Sehnsucht nach links

Das SPD-Programm klingt edel, aber nicht glaubwürdig. AZ-Politikredakteur Markus Jox über den Wahlkampfauftakt der Sozialdemokraten.
von  Abendzeitung

Das SPD-Programm klingt edel, aber nicht glaubwürdig. AZ-Politikredakteur Markus Jox über den Wahlkampfauftakt der Sozialdemokraten.

Hach, war das ein gut gelauntes rotes Geknuddel auf Gerds Geburtstagsparty: Von Mehdorn bis Münte und von Steinmeier bis Steinbrück ist die sozialdemokratische Gemeinde am Samstag nach Hannover gepilgert, um ihren Weltstaatsmann a.D. hochleben zu lassen. In ihrem Regierungsprogramm freilich, das die SPD am selben Wochenende verabschiedet und im Berliner Tempodrom gewohnt medienaffin inszeniert hat, ist von der Handschrift des Agenda- Reformers Schröder nicht allzu viel übrig geblieben. Die Lust auf Schwarz-Weiß-Malerei, die Sehnsucht nach links hat längst die Oberhand gewonnen in der SPD.
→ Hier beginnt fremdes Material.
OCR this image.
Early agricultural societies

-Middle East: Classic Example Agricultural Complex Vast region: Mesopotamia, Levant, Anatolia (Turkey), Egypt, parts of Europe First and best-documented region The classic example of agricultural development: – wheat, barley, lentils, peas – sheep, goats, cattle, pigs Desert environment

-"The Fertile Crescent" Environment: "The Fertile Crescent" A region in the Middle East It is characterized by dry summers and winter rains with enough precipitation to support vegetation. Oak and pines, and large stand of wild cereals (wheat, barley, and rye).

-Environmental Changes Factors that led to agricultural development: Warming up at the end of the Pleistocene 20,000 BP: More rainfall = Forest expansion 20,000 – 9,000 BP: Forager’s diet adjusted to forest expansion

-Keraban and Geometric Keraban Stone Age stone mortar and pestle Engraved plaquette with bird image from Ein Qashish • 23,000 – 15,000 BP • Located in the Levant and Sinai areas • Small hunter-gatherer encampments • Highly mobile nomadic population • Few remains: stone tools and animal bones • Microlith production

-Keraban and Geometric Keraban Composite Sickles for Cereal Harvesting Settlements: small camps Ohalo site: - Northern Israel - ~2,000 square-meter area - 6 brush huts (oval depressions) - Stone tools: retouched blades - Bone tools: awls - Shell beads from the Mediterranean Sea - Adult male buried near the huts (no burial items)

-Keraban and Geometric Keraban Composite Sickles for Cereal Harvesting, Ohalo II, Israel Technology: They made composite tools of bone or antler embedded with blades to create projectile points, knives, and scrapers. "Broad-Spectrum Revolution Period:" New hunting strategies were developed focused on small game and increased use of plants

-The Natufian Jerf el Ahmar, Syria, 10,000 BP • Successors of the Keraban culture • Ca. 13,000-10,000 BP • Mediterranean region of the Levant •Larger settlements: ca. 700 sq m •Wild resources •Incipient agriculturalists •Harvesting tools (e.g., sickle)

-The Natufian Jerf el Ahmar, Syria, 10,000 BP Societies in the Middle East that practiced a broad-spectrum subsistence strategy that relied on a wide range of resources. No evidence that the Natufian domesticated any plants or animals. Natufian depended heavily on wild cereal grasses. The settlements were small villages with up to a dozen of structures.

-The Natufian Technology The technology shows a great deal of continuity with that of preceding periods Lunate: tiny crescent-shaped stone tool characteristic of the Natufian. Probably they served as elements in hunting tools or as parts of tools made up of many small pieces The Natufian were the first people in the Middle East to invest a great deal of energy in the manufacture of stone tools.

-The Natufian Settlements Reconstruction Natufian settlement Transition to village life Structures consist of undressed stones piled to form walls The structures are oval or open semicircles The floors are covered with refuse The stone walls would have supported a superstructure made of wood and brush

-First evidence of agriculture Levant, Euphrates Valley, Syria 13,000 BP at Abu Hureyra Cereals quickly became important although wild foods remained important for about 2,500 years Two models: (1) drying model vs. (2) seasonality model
Gewiss klingt vieles in dem SPD-Manifest edel, hilfreich und gut. Wer hat schon was gegen einen anständigen Mindestlohn, gegen einen höheren Kinderfreibetrag oder gegen eine Börsenumsatzsteuer? Nur: Die Chancen, dass die SPD alles das ausgerechnet nach der Wahl im September mit absoluter Mehrheit durchsetzen kann, sind äußerst überschaubar.

Dazu kommt: Wer seine wirtschaftspolitische Programmatik nach links verschiebt und gleichzeitig ein Bündnis mit der Linken bis 2013 ausschließt, erhöht nicht gerade seine Glaubwürdigkeit. Wie aber will die SPD just mit der so heftig umworbenen Westerwelle-FDP den Spitzensteuersatz nach oben treiben? Und glaubt sie ernsthaft, in einer (keineswegs unwahrscheinlichen) weiteren großen Koalition den Lohnsteuerbonus durchsetzen zu können?

Vielleicht hat die SPD nach elf Jahren Regierungsverantwortung nonstop aber auch nur eine klammheimliche Sehnsucht nach der Opposition befallen.